Extrait de l’article du Journal du Dimanche du 9 mars 2026

Derrière la poursuite d’une liberté totale, l’association impose son idéologie dans les écoles et soumet le corps des femmes à ses choix militants.

Pour une « Maternité heureuse ». C’est le nom de l’association créée en 1956 par une gynécologue, qui deviendra quatre ans plus tard le Mouvement français pour le planning familial – surnommé Planning familial –, fruit direct du mouvement de libération sexuelle qui fête aujourd’hui ses 70 ans. Avec le recul, la philosophe Marie Leborgne Lucas, auteur du livre Un corps pour deux (DDB), juge que cette liberté, revendiquée pour « disposer de son corps », ressemble finalement à une négation de la complémentarité entre l’homme et la femme. Et donc, à une négation du propre de cette dernière. « D’emblée, explique la philosophe, la maternité a été jugée suspecte et présentée de façon négative. Ce féminisme oppose frontalement le fait d’être femme et celui d’être mère. »
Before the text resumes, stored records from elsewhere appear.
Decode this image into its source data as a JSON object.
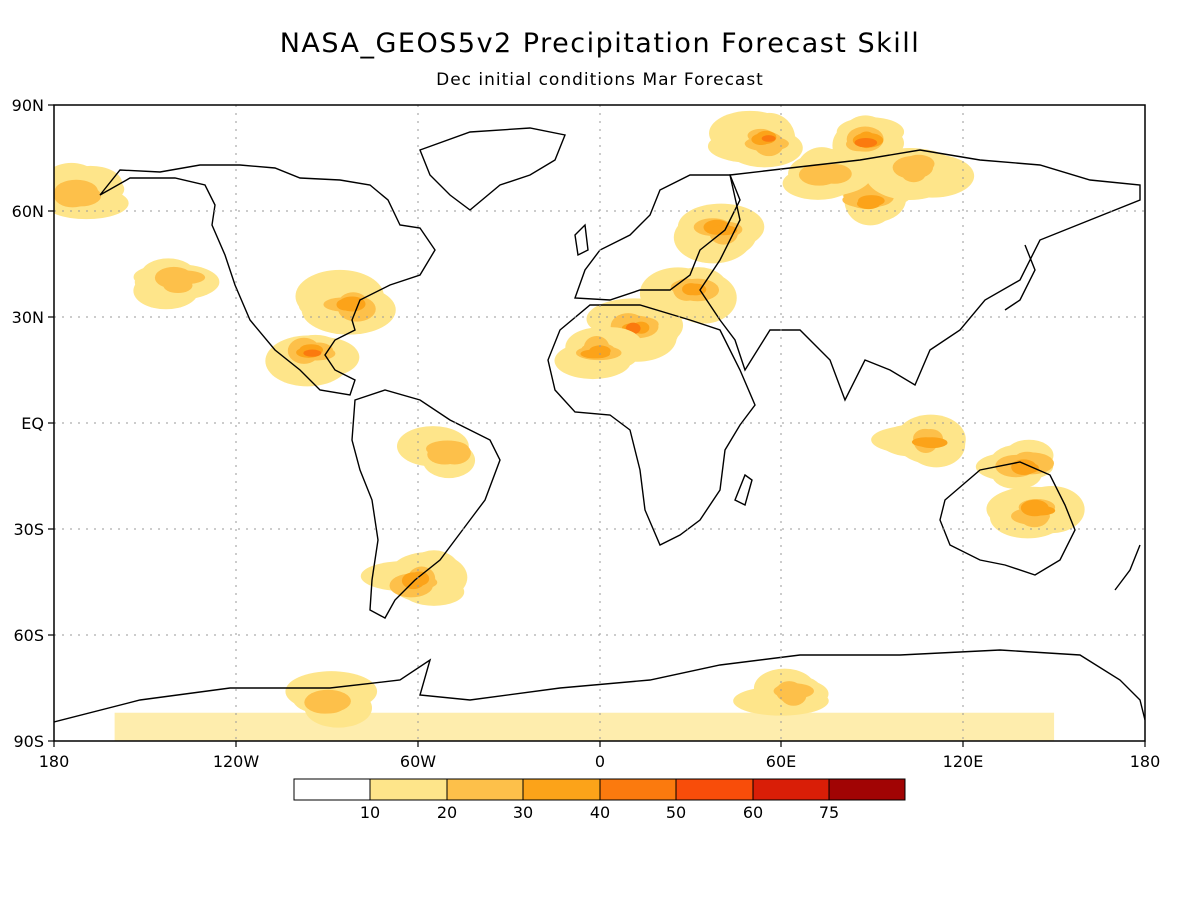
{
  "title": "NASA_GEOS5v2 Precipitation Forecast Skill",
  "subtitle": "Dec initial conditions   Mar Forecast",
  "map": {
    "lat_ticks": [
      "90N",
      "60N",
      "30N",
      "EQ",
      "30S",
      "60S",
      "90S"
    ],
    "lon_ticks": [
      "180",
      "120W",
      "60W",
      "0",
      "60E",
      "120E",
      "180"
    ],
    "grid": true
  },
  "colorbar": {
    "labels": [
      "10",
      "20",
      "30",
      "40",
      "50",
      "60",
      "75"
    ],
    "colors": [
      "#ffffff",
      "#fee58a",
      "#fdc04a",
      "#fca319",
      "#fb7a0e",
      "#f84d0a",
      "#d91e07",
      "#a10404"
    ]
  },
  "chart_data": {
    "type": "heatmap",
    "title": "NASA_GEOS5v2 Precipitation Forecast Skill",
    "subtitle": "Dec initial conditions   Mar Forecast",
    "xlabel": "",
    "ylabel": "",
    "xlim": [
      -180,
      180
    ],
    "ylim": [
      -90,
      90
    ],
    "grid": true,
    "levels": [
      10,
      20,
      30,
      40,
      50,
      60,
      75
    ],
    "level_colors": [
      "#ffffff",
      "#fee58a",
      "#fdc04a",
      "#fca319",
      "#fb7a0e",
      "#f84d0a",
      "#d91e07",
      "#a10404"
    ],
    "skill_regions": [
      {
        "lon": 90,
        "lat": 63,
        "level": 3
      },
      {
        "lon": 75,
        "lat": 70,
        "level": 2
      },
      {
        "lon": 105,
        "lat": 72,
        "level": 2
      },
      {
        "lon": 55,
        "lat": 80,
        "level": 4
      },
      {
        "lon": 88,
        "lat": 80,
        "level": 4
      },
      {
        "lon": 12,
        "lat": 27,
        "level": 4
      },
      {
        "lon": 0,
        "lat": 20,
        "level": 3
      },
      {
        "lon": 30,
        "lat": 38,
        "level": 3
      },
      {
        "lon": -95,
        "lat": 20,
        "level": 4
      },
      {
        "lon": -82,
        "lat": 33,
        "level": 3
      },
      {
        "lon": -50,
        "lat": -8,
        "level": 2
      },
      {
        "lon": 108,
        "lat": -5,
        "level": 3
      },
      {
        "lon": 145,
        "lat": -25,
        "level": 3
      },
      {
        "lon": 140,
        "lat": -12,
        "level": 3
      },
      {
        "lon": -173,
        "lat": 65,
        "level": 2
      },
      {
        "lon": 65,
        "lat": -77,
        "level": 2
      },
      {
        "lon": -90,
        "lat": -78,
        "level": 2
      },
      {
        "lon": -60,
        "lat": -45,
        "level": 3
      },
      {
        "lon": -140,
        "lat": 40,
        "level": 2
      },
      {
        "lon": 40,
        "lat": 55,
        "level": 3
      }
    ]
  }
}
Ludovine de La Rochère, présidente du Syndicat pour la famille, abonde : « Au nom de la liberté, l’association défend certaines femmes, et pas d’autres. Quid de la liberté, pour une femme, de s’occuper de ses enfants ou d’accueillir ceux qu’elle attend ? » Elle va plus loin, jugeant les fruits négatifs de cette « maîtrise » trop souvent ignorés : une soumission à la contraception « et aux lobbys pharmaceutiques », ainsi qu’une invisibilisation du corps de la femme, qui devient « disponible, en apparence en permanence, et maîtrisable ».